Jorge Prado sat down with Jase McAlpine for a three hour podcast covering just about everything MXGP to USA to MXoN.
On signing for Kawasaki Prado said: “My agent was talking with Kawi for a long time about everything, GP’s or US, my goal was to have an option to race here, I wanted to race here more than the GP’s. I raced A1 and after A1 that week every brand called me, all the brands, it was nice. I got offers from the different brands but I felt Kawi was there more, I felt the programme for Kawi would suit me better, so that’s why I chose to ride for them. Pretty much after A2 it was done pretty much, I just had to wait and sign. I signed in Argentina”.
On the stress of the MXGP title chase Jorge said: “This has been, what a year – so stressful for me because I signed already in Argentina with Kawi, it has been a long time and I didn’t want to come over if I wasn’t world champion but once it is signed, it is signed. I knew I was coming over at the end of the year.. but I wanted to come as world champion, I didn’t want to come over as second”.
“Last year Gajser was injured, Jeffrey got injured halfway through the season even though he was second when he got injured, this year I had everyone on the gate at every single round and I just wanted to prove myself that I could be the best, it doesn’t matter the situation. It was a weird year, because I just knew I was going to get the title, I knew somehow I was going to get it”.

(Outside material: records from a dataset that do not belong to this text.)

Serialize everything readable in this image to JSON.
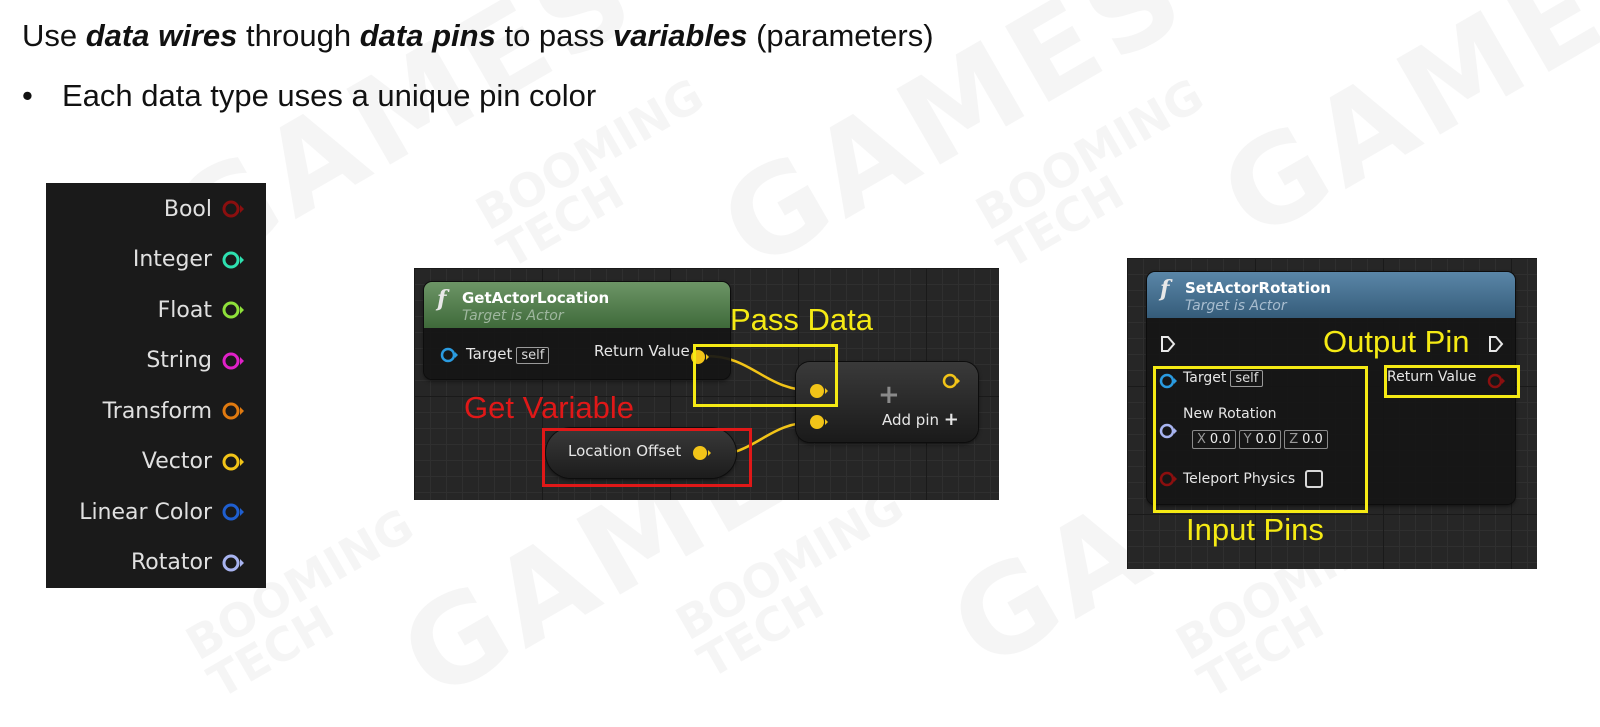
{
  "header": {
    "t1": "Use ",
    "t2": "data wires",
    "t3": " through ",
    "t4": "data pins",
    "t5": " to pass ",
    "t6": "variables",
    "t7": " (parameters)",
    "bullet_mark": "•",
    "bullet": "Each data type uses a unique pin color"
  },
  "pin_types": [
    {
      "label": "Bool",
      "color": "#8b0f0f"
    },
    {
      "label": "Integer",
      "color": "#2ee0b0"
    },
    {
      "label": "Float",
      "color": "#8ee03a"
    },
    {
      "label": "String",
      "color": "#e020c8"
    },
    {
      "label": "Transform",
      "color": "#e07a10"
    },
    {
      "label": "Vector",
      "color": "#f2c418"
    },
    {
      "label": "Linear Color",
      "color": "#1f5fd0"
    },
    {
      "label": "Rotator",
      "color": "#a8b4f0"
    }
  ],
  "get_node": {
    "title": "GetActorLocation",
    "subtitle": "Target is Actor",
    "fx": "f",
    "target_label": "Target",
    "self_label": "self",
    "return_label": "Return Value",
    "header_color": "#4f7d4a"
  },
  "var_node": {
    "label": "Location Offset"
  },
  "add_node": {
    "label": "Add pin",
    "plus": "+"
  },
  "set_node": {
    "title": "SetActorRotation",
    "subtitle": "Target is Actor",
    "fx": "f",
    "target_label": "Target",
    "self_label": "self",
    "new_rotation_label": "New Rotation",
    "x_axis": "X",
    "x_val": "0.0",
    "y_axis": "Y",
    "y_val": "0.0",
    "z_axis": "Z",
    "z_val": "0.0",
    "teleport_label": "Teleport Physics",
    "return_label": "Return Value",
    "header_color": "#3e6a8c"
  },
  "annotations": {
    "pass_data": "Pass Data",
    "get_variable": "Get Variable",
    "output_pin": "Output Pin",
    "input_pins": "Input Pins",
    "yellow": "#f5ea14",
    "red": "#e01818"
  },
  "watermarks": {
    "brand": "GAMES",
    "studio": "BOOMING TECH"
  }
}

On the MXON Prado said: “I was done. I won my title and that week, I didn’t ride, I was empty. I put so much pressure in to get that title, I was empty. It’s weird, I never had this feeling in my whole life, I was done. I did what I had to do, I couldn’t push my body more. I still did physical training, I wanted to do good in Nations, I won Saturday and already I didn’t see myself on Sunday fully charged. The rain, I didn’t feel very good with my bike that weekend, everything together didn’t make a nice Sunday”.
“Then i was like alright last moto, I did little changes to my set-up, let’s see if I can get a good start, if not I will ride it out. I was around fourth and then I said, ‘let’s see if I want to go fast, what happens.’ – I passed everyone. Then I started having problems with my goggles, the rain went into the inside of my lens. I made a little mistake and tried to follow him and couldn’t see the ruts properly. I started to think about riding the Kawasaki, I blocked myself, mentally I was done, I just couldn’t ride it anymore. I was tired from all year, especially mentally. I was scared to get injured and not get to ride the bike for next year. I was not prepared to race that day, not ready. I was off, not myself… I was too tired mentally”.
“It’s a pity because I told Spain, I am sorry I couldn’t deliver the results for the team. I was tired from the whole year, it was so much stress, I never had this in my life. In my head I only had one option and that was winning, and I was scared to fail and because I was scared to fail I had so much stress”.
“I wasn’t ready to race the MXoN, mentally. I gave all my 100% because I knew it was so important to win the world title, I gave my life, I gave everything, I didn’t have anything left for them, the team, I rode it and that was it, I didn’t really want to race but I had to race for the team”
Gajser v Jett: “I was happy that Gajser won, I was battling with Gajser all year long, if Jett comes and beats Gajser… we will see if I can beat Jett, if Gajser beats Jett, then okay, I beat him (Gajser) so mathematically I should be okay! I have raced with the Tim Gajser that beat Jett in the final corner all year long, I had to beat that guy.”